All the populism and union threats have obviously influenced the government’s plan which tries to pander to all interests. Even the terminology being used is designed to appease the moaners – de-nationalisation rather than privatisation would take place – while government spokesman Christos Stylianides assured that the state would keep a stake in all the de-nationalised firms. State participation will be directly related to how much money could be raised by the sales which prompted Stylianides to describe the de-nationalisation as an “evolutionary procedure”. So, in theory, if the sale of 40 per cent of Cyta, of EAC and the Ports Authority generated the €1.4bn required the remaining shares would stay with the state.

This muddled thinking permeates the government’s philosophy. For instance, the government said it would contribute to the €1.4bn with revenue from gaming licences including those for casinos and through the sale of state-owned real estate. The amount raised from these transactions would determine the size of the stake in the SGOs that would be sold to the private sector.

It is an irrational approach, because the economy would benefit much more if the funds generated from gaming licences and the sale of state property was spent on development projects instead of being used to maintain some state participation in SGOs, from which the economy has nothing to gain.

The government has adopted this half-baked approach so that President Anastasiades does not go back on his election promise to DIKO and so as not to be accused of having sold off the national wealth by AKEL and EDEK. This is how national policy is shaped. Inevitably, national policy has to pander to the unions. The bill, the spokesman said, would safeguard all workers’ rights, without specifying if this meant that the plundering of SGOs by unions would continue.

Worse still, as part of the roadmap, shares would be offered to workers of the SGOs or their provident funds. This is scandalous preferential treatment which should not be allowed to stand. Shares should be offered to members of the public who have as much right to buy a stake in SGOs – after all, this is the national wealth belonging to the public as AKEL keeps reminding us – as the workers of the organisations. Are people that do not work for the SGOs second-class citizens, excluded from investing in these companies?

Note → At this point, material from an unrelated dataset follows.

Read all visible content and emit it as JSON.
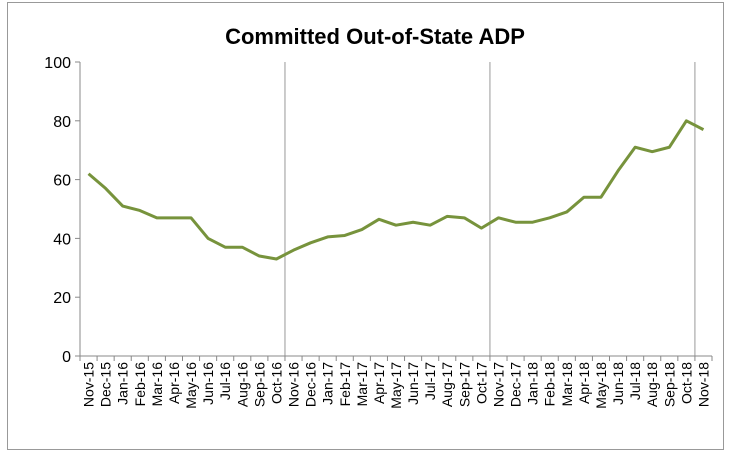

In its effort to limit the noise made by unions and political parties the government has come up with a plan that leaves all options open. Full privatisation might be still be necessary to raise the €1.4bn but the government will worry about that when the need arises, via the “evolutionary procedure.”  There is a big risk involved in not setting a clearly-defined path for such an important policy objective. Improvising policy, in accordance with public demand, as we go along, is how the government has decided to implement the de-nationalisations. In Cyprus politicians always choose the path of least resistance, usually, with disastrous results.